Together, these enable real-time video generation on a single consumer GPU (such as an RTX 5090), which is a notable leap compared to existing pipeline.
The core idea of TurboDiffusion: Generate videos using only a few diffusion steps instead of dozens or hundreds, through more efficient computation, while maintaining visual quality comparable to baseline models. This enables new possibilities for AI video editing, real-time content creation, interactive storytelling, and scalable video generation services.
Evaluation results
Researchers conducted extensive tests using the Wan model series to evaluate the efficiency of TurboDiffusion. The experiments covered both Text-to-Video (T2V) and Image-to-Video (I2V) workflows across a variety of resolutions and model sizes.
By benchmarking TurboDiffusion against the original baseline models, the team demonstrated a significant reduction in processing time. The table below summarizes these results as measured on a single NVIDIA RTX 5090 GPU:
| Model variant | Baseline time | TurboDiffusion time | Speedup factor |
|---|---|---|---|
| Wan2.1 1.3B (480p) | ~184 seconds | 1.9 seconds | ~96.8x |
| Wan2.1 14B (480p) | ~1,635 seconds | 9.4 seconds | ~174x |
| Wan2.1 14B (720p) | ~4,767 seconds | 24 seconds | ~198.6x |
| Wan2.2 I2V 14B (720p) | ~4,549 seconds | 38 seconds | ~120x |
Importantly, these speed gains come with minimal loss of visual quality, meaning users can generate usable, high-fidelity video much faster than before.

Setting up TurboDiffusion on your local GPU
To work with TurboDiffusion, you need the following prerequisites:
- A CUDA-capable NVIDIA GPU: A GPU with sufficient VRAM is recommended, especially for larger video models or higher resolutions. Performance and memory requirements depend on the base model and configuration used.
- Python 3.10 or newer: This version is commonly used across modern deep learning projects.
- CUDA toolkit: Ensure that your CUDA version is compatible with both your NVIDIA driver and your PyTorch installation.
To get started, please refer to the TurboDiffusion repository. It has all the necessary code, documentation, and instructions. Here’s an overview of the steps:
- Clone the repository.
- Install dependencies: Use standard package managers (e.g., pip) to install Python packages and required ML libraries.
- Download model checkpoints: TurboDiffusion relies on pretrained model checkpoints provided by the authors. Pre-optimized checkpoints are provided for supported video diffusion models (e.g., TurboWan2.2 variants).

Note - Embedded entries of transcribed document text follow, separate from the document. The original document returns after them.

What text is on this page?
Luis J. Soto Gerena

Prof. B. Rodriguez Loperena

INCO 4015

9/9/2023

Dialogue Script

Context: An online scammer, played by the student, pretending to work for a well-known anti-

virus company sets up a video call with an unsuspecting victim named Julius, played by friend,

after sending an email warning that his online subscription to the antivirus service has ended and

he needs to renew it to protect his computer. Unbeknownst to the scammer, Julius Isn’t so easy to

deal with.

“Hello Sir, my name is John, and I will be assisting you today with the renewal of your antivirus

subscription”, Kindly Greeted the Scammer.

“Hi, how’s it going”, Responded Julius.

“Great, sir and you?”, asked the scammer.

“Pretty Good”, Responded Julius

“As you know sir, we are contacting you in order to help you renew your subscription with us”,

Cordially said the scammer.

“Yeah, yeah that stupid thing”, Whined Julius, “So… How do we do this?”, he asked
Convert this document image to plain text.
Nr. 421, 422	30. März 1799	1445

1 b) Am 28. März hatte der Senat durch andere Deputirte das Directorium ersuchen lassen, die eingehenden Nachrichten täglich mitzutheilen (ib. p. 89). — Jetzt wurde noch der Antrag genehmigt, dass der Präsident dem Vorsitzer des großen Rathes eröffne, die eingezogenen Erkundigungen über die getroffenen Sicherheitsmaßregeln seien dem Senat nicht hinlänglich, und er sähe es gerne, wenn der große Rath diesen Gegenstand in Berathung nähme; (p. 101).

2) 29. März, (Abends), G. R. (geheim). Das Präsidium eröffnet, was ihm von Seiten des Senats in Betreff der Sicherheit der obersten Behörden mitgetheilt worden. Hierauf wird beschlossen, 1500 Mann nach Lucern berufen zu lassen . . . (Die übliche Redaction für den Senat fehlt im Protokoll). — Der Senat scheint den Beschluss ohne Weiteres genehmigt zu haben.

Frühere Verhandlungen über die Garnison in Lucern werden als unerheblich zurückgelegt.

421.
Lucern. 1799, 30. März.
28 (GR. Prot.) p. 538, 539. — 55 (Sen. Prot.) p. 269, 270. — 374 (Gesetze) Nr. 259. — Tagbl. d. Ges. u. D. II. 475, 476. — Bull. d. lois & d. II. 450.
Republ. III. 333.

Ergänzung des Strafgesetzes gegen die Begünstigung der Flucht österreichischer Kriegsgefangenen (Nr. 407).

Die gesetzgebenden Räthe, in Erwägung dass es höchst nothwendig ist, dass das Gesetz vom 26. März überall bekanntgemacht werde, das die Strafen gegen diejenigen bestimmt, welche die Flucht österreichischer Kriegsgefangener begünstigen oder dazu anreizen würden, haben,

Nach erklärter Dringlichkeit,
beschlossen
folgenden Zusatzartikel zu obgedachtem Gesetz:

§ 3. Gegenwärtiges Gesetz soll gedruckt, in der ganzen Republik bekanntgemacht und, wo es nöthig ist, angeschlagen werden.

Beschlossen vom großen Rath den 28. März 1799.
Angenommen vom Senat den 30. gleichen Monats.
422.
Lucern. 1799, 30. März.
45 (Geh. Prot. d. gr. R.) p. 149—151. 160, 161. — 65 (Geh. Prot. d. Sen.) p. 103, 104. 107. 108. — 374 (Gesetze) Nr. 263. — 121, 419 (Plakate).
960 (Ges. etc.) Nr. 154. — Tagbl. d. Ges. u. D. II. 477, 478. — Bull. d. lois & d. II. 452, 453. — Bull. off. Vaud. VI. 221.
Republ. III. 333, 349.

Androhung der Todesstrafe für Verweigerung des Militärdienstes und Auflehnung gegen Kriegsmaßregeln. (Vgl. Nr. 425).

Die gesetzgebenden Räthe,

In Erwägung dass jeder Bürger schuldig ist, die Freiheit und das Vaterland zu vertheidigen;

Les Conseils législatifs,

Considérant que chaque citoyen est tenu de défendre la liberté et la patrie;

- Run inference: Users can generate videos from text or image prompts using the provided scripts. TurboDiffusion usually requires only a few inference steps (e.g., 2–4), which is a key factor in its speedup.
Conclusion
TurboDiffusion is an efficient framework that accelerates video diffusion models, delivering 100–200× faster generation while maintaining high visual quality. It directly addresses two major limitations of diffusion‑based video generation: high computational cost and slow production speed.
Because the framework is fully open‑source and designed to run on commonly available GPUs, including a single RTX 5090, it enables users ranging from independent creators to enterprise‑scale developers to integrate high‑performance, near‑real‑time video generation into their workflows.